Well, I’m happy to say that Seattle’s most consistently entertaining and hilariously inappropriate holiday comedy show is back again. Lisa Koch and Peggy Platt have been doing a new version of “Ham for the Holidays” annually for eleven years now and their newest production (somewhat) titled “A Lard Day’s Night” is so fresh and bright spirited that it feels like the whole idea came up just yesterday. Or possibly very late last night.
Peggy Platt has a fine reputation on the professional comedy circuit (if nowhere else) and has worked major comedy clubs around the country for over thirty years. She’s opened for headliners like Jerry Seinfeld, Jay Leno, Kathy Griffin and Puppetry of the Penis. That last credit is a good indication of her very loose boundaries of social propriety, a gleeful embrace of white trash, low-class ambitions and the utter irrelevance of any sort of aesthetic standards of excellence. Not to be fooled, though, because this talented comic actress is thoroughly professional and much more skillful than any of her characters would have you believe.

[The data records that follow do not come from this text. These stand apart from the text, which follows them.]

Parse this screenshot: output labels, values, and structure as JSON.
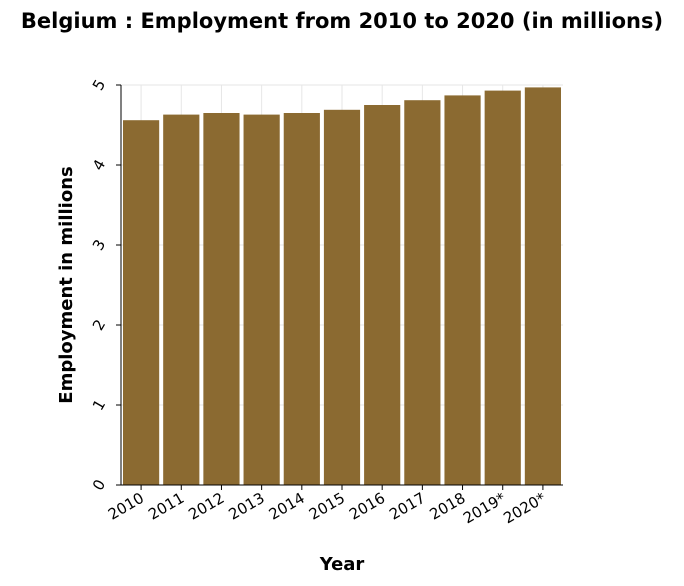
{
  "chart_data": {
    "type": "bar",
    "title": "Belgium : Employment from 2010 to 2020 (in millions)",
    "xlabel": "Year",
    "ylabel": "Employment in millions",
    "categories": [
      "2010",
      "2011",
      "2012",
      "2013",
      "2014",
      "2015",
      "2016",
      "2017",
      "2018",
      "2019*",
      "2020*"
    ],
    "values": [
      4.56,
      4.63,
      4.65,
      4.63,
      4.65,
      4.69,
      4.75,
      4.81,
      4.87,
      4.93,
      4.97
    ],
    "ylim": [
      0,
      5
    ],
    "yticks": [
      "0",
      "1",
      "2",
      "3",
      "4",
      "5"
    ],
    "grid": true,
    "colors": {
      "bar": "#8b6a31",
      "background": "#ffffff",
      "grid": "#e6e6e6",
      "axis": "#000000"
    }
  }
}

Her partner in crime is equally accomplished, adding to her hilarious performance vitality with a platter-full of clever, irreverent and neatly-crafted new lyrics to familiar songs. Her writing makes it clear that this show is built on new comments on the familiar, taking popular culture and making it local, and clearly creating within a fixed income that can only afford laughs that are easy and untaxed. Whether playing the MC nun on the game show “Who’s Your Diety?” or as the cowgirl co-star of The Polka Dots (A Ballard Norwegian accordion and vocal group) or even playing a certain too-familiar Michelle in the political talk-show “Bachmann Xmas Overdrive” Koch makes it all feel casual. Of course, comedy only seems easy when the comic is really, really good.
These two women also have the support of two talented men who make the ensemble feel much larger than it is. Music Director/Pianist/Actor D.J. Gommels and Actor Michael Oaks create a zoo of exotic supporting creatures. With all of the performers playing characters of both genders, famous to utterly unknown, superstars to trailer court indigents, there is a constant sense that there wouldn’t be room on the stage for anyone else.
In addition to The Polka Dots and “Who’s Your Diety” (featuring guests Harvey Fierstein, Kirstie Alley and Professor Albus Dumbledore) the ensemble finished off the first act with a return of the famous Sequim Gay Men’s Chorus (now known by the acronym S.Q.U.E.E.L – don’t ask). That is probably the most successful sketch for localizing the omni-sexual humor that runs throughout the show.
In the second act, after the Michelle Bachmann sketch that adds a little political edge to the season, the Spudds (Platt & Koch) return for a brilliant send-up of “film manure” called “Double-Wide Indemnity”. Frankly, their grasp of the style, intrigue, clandestine pleasure and essential irrelevance of that old film was more successful than ACT’s recent full-scale, big budget staging. Director David Hunter Koch knows exactly how to handle these very funny people, and how to keep everything smart, unpretentious and constantly entertaining. Go see this ridiculous and irreverent show. It’s one of the brightest ornaments on Seattle’s Christmas tree, and will leave you grinning from ear to ear, draped in tinsel and humming songs you’re glad you can’t quite remember.